En somme parmi les fabrications domestiques de la Bresse centrale de l’Ain, sont essentiellement entrées dans la sphère commerciale, et sont donc rendues publiques, les tartes au sucre, les tartes à la crème, les tartes au fromage et les tartes à la frangipane, avec leurs variantes reposant sur de fines nuances (Cf. Chap.4.3.), auxquelles il faut ajouter les brioches.

Notes
488.

Cette enquête a été réalisée, en 1999, dans le cadre de l’antenne du CNRS « Recherche et information sur les ressources des terroirs » (Bourg-en-Bresse) de l’URA 882-APSONAT.

Elle a été menée auprès de plus de 150 boulangers pâtissiers des communes du départements, sur les quelques 350 existants. Compte tenu du nombre élevé de ces commerces dans les villes de Bourg-en-Bresse, Ambérieu-en-Bugey, Bellegarde-sur-Valserine et Oyonnax, il n’est pas exagéré de considérer que la majorité du territoire a été couverte par les enquêtes, d’autant plus que dans certaines zones, les données obtenues auprès des artisans portent sur plusieurs communes voisines lorsque celles-ci ne possèdent pas de boulangerie, situation assez fréquente. Les artisans des régions de la Dombes, du Bugey et du Pays de Gex ont été majoritairement contactés par téléphone, quelques-uns ont été visités personnellement. Des rencontres plus approfondies ont été menées avec la plupart des artisans de la Bresse, du Revermont et du Val-de-Saône.

Les professionnels ont été interrogés sur les tartes qu’ils fabriquent habituellement, la définition qu’ils en donnent et les termes généralement utilisés pour les désigner.

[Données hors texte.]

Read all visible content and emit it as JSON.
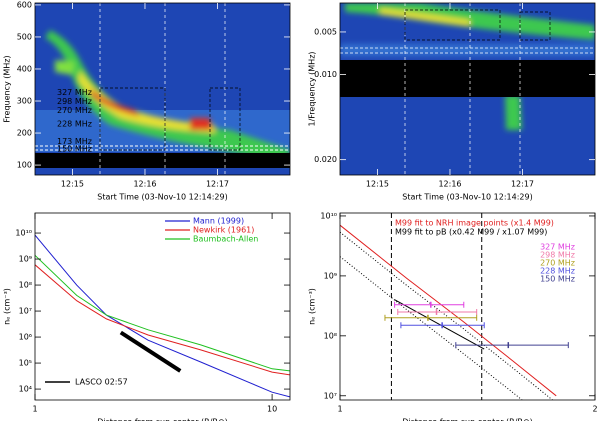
{
  "chart_data": [
    {
      "type": "spectrogram",
      "xlabel": "Start Time (03-Nov-10 12:14:29)",
      "ylabel": "Frequency (MHz)",
      "xlim": [
        869,
        1080
      ],
      "xticks": [
        {
          "value": 900,
          "label": "12:15"
        },
        {
          "value": 960,
          "label": "12:16"
        },
        {
          "value": 1020,
          "label": "12:17"
        }
      ],
      "ylim": [
        69,
        606
      ],
      "yticks": [
        100,
        200,
        300,
        400,
        500,
        600
      ],
      "annotations": [
        {
          "text": "327 MHz",
          "y": 327
        },
        {
          "text": "298 MHz",
          "y": 298
        },
        {
          "text": "270 MHz",
          "y": 270
        },
        {
          "text": "228 MHz",
          "y": 228
        },
        {
          "text": "173 MHz",
          "y": 173
        },
        {
          "text": "150 MHz",
          "y": 150
        }
      ]
    },
    {
      "type": "spectrogram",
      "xlabel": "Start Time (03-Nov-10 12:14:29)",
      "ylabel": "1/Frequency (MHz)",
      "xlim": [
        869,
        1080
      ],
      "xticks": [
        {
          "value": 900,
          "label": "12:15"
        },
        {
          "value": 960,
          "label": "12:16"
        },
        {
          "value": 1020,
          "label": "12:17"
        }
      ],
      "ylim": [
        0.0218,
        0.0016
      ],
      "yticks": [
        0.005,
        {
          "value": 0.01,
          "label": "0.010"
        },
        {
          "value": 0.02,
          "label": "0.020"
        }
      ]
    },
    {
      "type": "line",
      "xlabel": "Distance from sun center (R/R⊙)",
      "ylabel": "nₑ (cm⁻³)",
      "xscale": "log",
      "yscale": "log",
      "xlim": [
        1,
        11.9
      ],
      "xticks": [
        1,
        10
      ],
      "ylim": [
        3800,
        59000000000
      ],
      "yticks": [
        {
          "value": 10000,
          "label": "10⁴"
        },
        {
          "value": 100000,
          "label": "10⁵"
        },
        {
          "value": 1000000,
          "label": "10⁶"
        },
        {
          "value": 10000000,
          "label": "10⁷"
        },
        {
          "value": 100000000,
          "label": "10⁸"
        },
        {
          "value": 1000000000,
          "label": "10⁹"
        },
        {
          "value": 10000000000,
          "label": "10¹⁰"
        }
      ],
      "legend": "upper right",
      "series": [
        {
          "name": "Mann (1999)",
          "color": "#2020d0",
          "x": [
            1,
            1.5,
            2,
            3,
            5,
            10,
            11.9
          ],
          "values": [
            8300000000,
            100000000,
            7000000,
            760000,
            110000,
            7600,
            5000
          ]
        },
        {
          "name": "Newkirk (1961)",
          "color": "#e02020",
          "x": [
            1,
            1.5,
            2,
            3,
            5,
            10,
            11.9
          ],
          "values": [
            600000000,
            25000000,
            5000000,
            1200000,
            320000,
            45000,
            35000
          ]
        },
        {
          "name": "Baumbach-Allen",
          "color": "#20c020",
          "x": [
            1,
            1.5,
            2,
            3,
            5,
            10,
            11.9
          ],
          "values": [
            1400000000,
            40000000,
            7000000,
            1900000,
            500000,
            60000,
            50000
          ]
        },
        {
          "name": "LASCO 02:57",
          "color": "#000000",
          "width": 4,
          "legend": "lower left",
          "x": [
            2.3,
            4.1
          ],
          "values": [
            1500000,
            50000
          ]
        }
      ]
    },
    {
      "type": "line",
      "xlabel": "Distance from sun center (R/R⊙)",
      "ylabel": "nₑ (cm⁻³)",
      "xscale": "log",
      "yscale": "log",
      "xlim": [
        1,
        2
      ],
      "xticks": [
        1,
        2
      ],
      "ylim": [
        8500000,
        11200000000
      ],
      "yticks": [
        {
          "value": 10000000,
          "label": "10⁷"
        },
        {
          "value": 100000000,
          "label": "10⁸"
        },
        {
          "value": 1000000000,
          "label": "10⁹"
        },
        {
          "value": 10000000000,
          "label": "10¹⁰"
        }
      ],
      "vlines": [
        1.15,
        1.47
      ],
      "legend": "upper right",
      "series": [
        {
          "name": "M99 fit to NRH image points (x1.4 M99)",
          "color": "#e02020",
          "x": [
            1,
            1.2,
            1.4,
            1.6,
            1.8
          ],
          "values": [
            7000000000,
            900000000,
            170000000,
            38000000,
            10000000
          ]
        },
        {
          "name": "M99 fit to pB (x0.42 M99 / x1.07 M99)",
          "color": "#000000",
          "x": [
            1.16,
            1.48
          ],
          "values": [
            400000000,
            60000000
          ]
        },
        {
          "color": "#000000",
          "style": "dotted",
          "x": [
            1,
            1.2,
            1.4,
            1.6,
            1.8
          ],
          "values": [
            5350000000,
            685000000,
            130000000,
            29000000,
            7600000
          ]
        },
        {
          "color": "#000000",
          "style": "dotted",
          "x": [
            1,
            1.2,
            1.4,
            1.6,
            1.8
          ],
          "values": [
            2100000000,
            270000000,
            50000000,
            11300000,
            3000000
          ]
        },
        {
          "name": "327 MHz",
          "color": "#e040e0",
          "style": "errorbar",
          "x": [
            1.28
          ],
          "values": [
            330000000
          ],
          "xrange": [
            [
              1.16,
              1.4
            ]
          ]
        },
        {
          "name": "298 MHz",
          "color": "#f07aa8",
          "style": "errorbar",
          "x": [
            1.3
          ],
          "values": [
            250000000
          ],
          "xrange": [
            [
              1.17,
              1.45
            ]
          ]
        },
        {
          "name": "270 MHz",
          "color": "#b0a020",
          "style": "errorbar",
          "x": [
            1.27
          ],
          "values": [
            200000000
          ],
          "xrange": [
            [
              1.13,
              1.45
            ]
          ]
        },
        {
          "name": "228 MHz",
          "color": "#5050e0",
          "style": "errorbar",
          "x": [
            1.32
          ],
          "values": [
            150000000
          ],
          "xrange": [
            [
              1.18,
              1.48
            ]
          ]
        },
        {
          "name": "150 MHz",
          "color": "#404090",
          "style": "errorbar",
          "x": [
            1.58
          ],
          "values": [
            70000000
          ],
          "xrange": [
            [
              1.37,
              1.86
            ]
          ]
        }
      ]
    }
  ]
}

Ce travail a permis, par extrapolation, l’élaboration de cartes, insérées ci-après, présentant les zones significatives de commercialisation des différentes variantes.

489.

Ce terme est surtout employé dans les boulangeries où ne sont pas confectionnées de tartes à la crème et où, selon les logiques taxinomiques déjà évoquées, il n’y a donc pas de risque de confusion avec cette autre variante.